If SYN is received on a time-wait state conn/flow, conntrack will destroy the old cf_conn and create a new cf_conn. Thus, our per-conn state transitions are simply new->open->destroyed (no reopen).

DEBUG

Compile and install the module in debug mode

sudo make debug install

and it will log connection information, fingerprints and parsing information:

kernel: [353.333720] xt_sslpin 2.0 (SSL/TLS pinning)
kernel: [353.333722] xt_sslpin: debug enabled
kernel: [353.191650] xt_sslpin: new fingerprint (list = 0, fp = AD7CEA1CD3C13E1DE21C6ED5C16E4D156CE651E6, bucket = 44412)
kernel: [353.191753] xt_sslpin: new fingerprint (list = 0, fp = 65548323AA33D1FE5A1FE1AF5EA35E4846AEF466, bucket = 28865)
kernel: [353.191830] xt_sslpin: new fingerprint (list = 0, fp = 9DBFAD0F0EEDC153E1D51E56165ED165E16E165E, bucket = 40383)
kernel: [353.332684] xt_sslpin: 1 connection (0 actively monitored)
kernel: [353.332707] xt_sslpin: SYN/ACK not seen for connection (already established when xt_sslpin was loaded) - ignoring connection
kernel: [353.575060] xt_sslpin: 2 connections (0 actively monitored)
kernel: [353.575082] xt_sslpin: SYN/ACK not seen for connection (already established when xt_sslpin was loaded) - ignoring connection

TODO

  • Optional buffering for reordered TCP segments during handshake (no RTT penalty / overhead)
  • TCP Fast Open (TFO) support
  • Restrict TCP Options / TCP stack passthrough
  • IPv6 support

Acknowledgment

This module is a fork from xt_sslpin by fredburger (github.com/fredburger).

Thank you!

LICENSE

xt_sslpin is Copyright (C) 2016 Enteee (duckpond.ch).
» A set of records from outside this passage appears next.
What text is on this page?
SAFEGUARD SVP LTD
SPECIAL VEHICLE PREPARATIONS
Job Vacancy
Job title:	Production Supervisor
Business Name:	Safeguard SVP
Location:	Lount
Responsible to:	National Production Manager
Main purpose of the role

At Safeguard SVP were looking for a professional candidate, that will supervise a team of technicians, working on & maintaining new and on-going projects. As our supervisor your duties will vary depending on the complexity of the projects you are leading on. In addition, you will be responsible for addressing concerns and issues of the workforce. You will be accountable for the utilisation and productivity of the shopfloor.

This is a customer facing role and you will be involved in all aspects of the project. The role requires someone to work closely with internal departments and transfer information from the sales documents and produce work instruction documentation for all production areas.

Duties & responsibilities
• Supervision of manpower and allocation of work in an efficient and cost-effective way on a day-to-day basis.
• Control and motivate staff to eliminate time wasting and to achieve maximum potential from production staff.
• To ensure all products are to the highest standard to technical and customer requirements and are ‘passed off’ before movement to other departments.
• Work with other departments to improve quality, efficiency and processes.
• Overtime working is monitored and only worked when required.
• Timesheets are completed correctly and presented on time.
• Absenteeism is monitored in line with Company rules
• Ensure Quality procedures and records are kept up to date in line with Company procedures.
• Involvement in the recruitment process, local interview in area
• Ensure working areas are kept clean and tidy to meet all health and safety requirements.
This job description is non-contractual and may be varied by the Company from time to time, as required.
This program is free software; you can redistribute it and/or modify it under the terms of the GNU General Public License as published by the Free Software Foundation; version 2 of the License.

This program is distributed in the hope that it will be useful, but WITHOUT ANY WARRANTY; without even the implied warranty of MERCHANTABILITY or FITNESS FOR A PARTICULAR PURPOSE. See the GNU General Public License for more details.

You should have received a copy of the GNU General Public License along with this program; if not, write to the Free Software Foundation, Inc., 51 Franklin Street, Fifth Floor, Boston, MA 02110-1301, USA.